Home / Romansa / Dosenku Suamiku / Bab 5 Anak Perwira vs Penjual Susu

Share

Bab 5 Anak Perwira vs Penjual Susu

Author: D Lista
last update Last Updated: 2022-10-05 00:34:41

"Yuk, Mas!" Agha melihat Rania membawa cooler bag. Hatinya amat tersentuh saat melihat semangat gadis yang berselisih lebih dari lima tahun dengan usianya. 

"Ra, kamu nggak masalah kuliah sambil kerja?" 

"Memangnya kenapa, Mas?"

"Aku khawatir kamu nggak bisa atur waktu. Nanti kuliahmu justru terbengkalai." Rania duduk sebentar di samping Agha dengan memberi jarak cooler bag di tengahnya, karena kursi yang tersedia lumayan panjang.

"Nggak gitu juga, Mas. Aku malah bisa latihan wirausaha. Kan di kampus ada mata kuliah kewirausahaan sekarang." Rania menjelaskan dengan wajah sumringah.

"Ya sudah, yang penting fokus pada kuliahmu biar cepat lulus dan...." Agha menjeda kalimatnya. Dia tak yakin kalimat selanjutnya akan membuat Rania senang mendengarnya.

"Dan bisa kerja lalu dapat uang banyak," sambung Rania seraya tertawa renyah. Agha sedikit kecewa ternyata kalimat lanjutannya beda dengan yang dipikirkan Rania.

"Kenapa, Mas?"

"Haha, iya iya dapat uang banyak biar cepat kaya raya lalu lupa sama aku."

"Ishh, enggaklah. Pak polisi selalu di hati semua orang."

"Yang penting aku selalu di hatimu, Ra," ucap Agha tentunya hanya tertahan di dalam hati.

Ehm,hmm.

Suara deheman memaksa mereka menghentikan gelak tawa. Rania terkejut lantas berdiri dan membungkukkan badan. Ada Bu Sastro yang baru datang, sepertinya ingin membeli susu juga.

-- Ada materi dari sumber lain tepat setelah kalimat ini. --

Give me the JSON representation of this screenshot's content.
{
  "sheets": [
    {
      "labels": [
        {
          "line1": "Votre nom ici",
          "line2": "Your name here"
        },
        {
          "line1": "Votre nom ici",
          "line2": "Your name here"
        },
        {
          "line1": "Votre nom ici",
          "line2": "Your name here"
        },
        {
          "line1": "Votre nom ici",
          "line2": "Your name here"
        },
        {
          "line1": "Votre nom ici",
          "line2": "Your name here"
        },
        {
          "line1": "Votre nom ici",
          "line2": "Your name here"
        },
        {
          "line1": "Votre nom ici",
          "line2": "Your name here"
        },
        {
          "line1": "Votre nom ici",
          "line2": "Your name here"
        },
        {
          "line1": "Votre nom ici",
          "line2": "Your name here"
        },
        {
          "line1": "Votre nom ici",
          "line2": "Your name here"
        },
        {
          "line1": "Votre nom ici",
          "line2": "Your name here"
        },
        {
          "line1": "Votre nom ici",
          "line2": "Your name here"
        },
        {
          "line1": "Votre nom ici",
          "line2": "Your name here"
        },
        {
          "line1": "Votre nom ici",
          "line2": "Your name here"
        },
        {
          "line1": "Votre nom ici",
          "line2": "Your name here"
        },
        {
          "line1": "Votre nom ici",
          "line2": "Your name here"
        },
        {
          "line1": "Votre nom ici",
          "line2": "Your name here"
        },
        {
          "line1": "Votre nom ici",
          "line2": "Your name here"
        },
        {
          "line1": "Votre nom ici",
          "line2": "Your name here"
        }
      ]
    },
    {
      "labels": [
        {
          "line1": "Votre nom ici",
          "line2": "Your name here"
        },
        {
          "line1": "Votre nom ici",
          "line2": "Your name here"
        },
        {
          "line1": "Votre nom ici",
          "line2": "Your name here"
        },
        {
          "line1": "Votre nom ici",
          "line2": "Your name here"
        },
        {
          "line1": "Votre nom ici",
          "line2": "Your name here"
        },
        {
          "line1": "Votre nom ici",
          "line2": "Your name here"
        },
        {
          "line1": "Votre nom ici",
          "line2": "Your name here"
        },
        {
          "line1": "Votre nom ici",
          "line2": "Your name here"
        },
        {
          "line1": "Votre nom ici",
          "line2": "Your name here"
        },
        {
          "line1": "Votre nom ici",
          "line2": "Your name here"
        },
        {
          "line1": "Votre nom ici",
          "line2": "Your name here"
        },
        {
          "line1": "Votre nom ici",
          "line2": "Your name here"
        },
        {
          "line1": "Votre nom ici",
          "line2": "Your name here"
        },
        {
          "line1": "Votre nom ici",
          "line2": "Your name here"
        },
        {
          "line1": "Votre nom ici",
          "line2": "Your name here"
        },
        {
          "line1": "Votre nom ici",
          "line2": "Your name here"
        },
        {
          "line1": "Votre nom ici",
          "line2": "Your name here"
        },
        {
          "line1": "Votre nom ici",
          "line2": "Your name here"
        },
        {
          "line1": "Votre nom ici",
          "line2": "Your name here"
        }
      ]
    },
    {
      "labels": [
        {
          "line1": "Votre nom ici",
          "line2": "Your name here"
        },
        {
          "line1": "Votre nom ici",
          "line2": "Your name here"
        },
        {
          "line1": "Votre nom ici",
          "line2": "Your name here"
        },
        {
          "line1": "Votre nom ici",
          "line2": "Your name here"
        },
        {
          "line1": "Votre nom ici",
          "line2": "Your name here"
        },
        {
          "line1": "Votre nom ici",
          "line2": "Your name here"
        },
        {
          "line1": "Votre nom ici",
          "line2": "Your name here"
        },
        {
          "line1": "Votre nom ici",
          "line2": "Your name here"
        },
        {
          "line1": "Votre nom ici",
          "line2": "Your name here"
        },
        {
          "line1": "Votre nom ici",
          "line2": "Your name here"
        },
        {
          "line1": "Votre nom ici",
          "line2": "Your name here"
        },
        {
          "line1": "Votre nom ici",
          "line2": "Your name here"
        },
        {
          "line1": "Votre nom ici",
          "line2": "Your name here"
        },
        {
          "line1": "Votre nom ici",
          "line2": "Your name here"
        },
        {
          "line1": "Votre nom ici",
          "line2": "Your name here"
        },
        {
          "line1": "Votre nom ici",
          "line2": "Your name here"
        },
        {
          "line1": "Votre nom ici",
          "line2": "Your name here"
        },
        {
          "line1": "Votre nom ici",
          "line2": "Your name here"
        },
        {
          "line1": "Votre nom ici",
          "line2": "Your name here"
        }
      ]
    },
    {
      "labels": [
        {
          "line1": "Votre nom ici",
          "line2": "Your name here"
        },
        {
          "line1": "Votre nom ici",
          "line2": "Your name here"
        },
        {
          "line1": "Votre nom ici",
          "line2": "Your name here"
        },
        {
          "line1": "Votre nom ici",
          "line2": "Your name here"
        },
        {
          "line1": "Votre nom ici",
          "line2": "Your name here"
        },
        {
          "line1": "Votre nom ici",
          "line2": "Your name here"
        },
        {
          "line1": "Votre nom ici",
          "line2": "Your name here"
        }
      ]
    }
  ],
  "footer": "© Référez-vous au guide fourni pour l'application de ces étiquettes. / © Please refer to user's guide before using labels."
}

"Agha, kamu sudah pantas untuk menikah. Buruan menikah biar dicarikan calon sama bapakmu. Kalau sudah menikah nanti nggak akan ada perempuan yang mengusikmu." Ucapan sinis Bu Sastro bisa dipahami Rania kalau perempuan yang dimaksud mengusik adalah dirinya. Namun sebisa mungkin Rania tetap bersikap sopan. Kenyataannya memang dirinya sering merepotkan Agha untuk memboncengkannya saat sama-sama balik ke Yogya.

"Iya pasti, Budhe. Masak iya ponakan budhe yang ganteng ini disuruh jomblo seumur hidup. Nantilah aku minta Bapak melamar gadis."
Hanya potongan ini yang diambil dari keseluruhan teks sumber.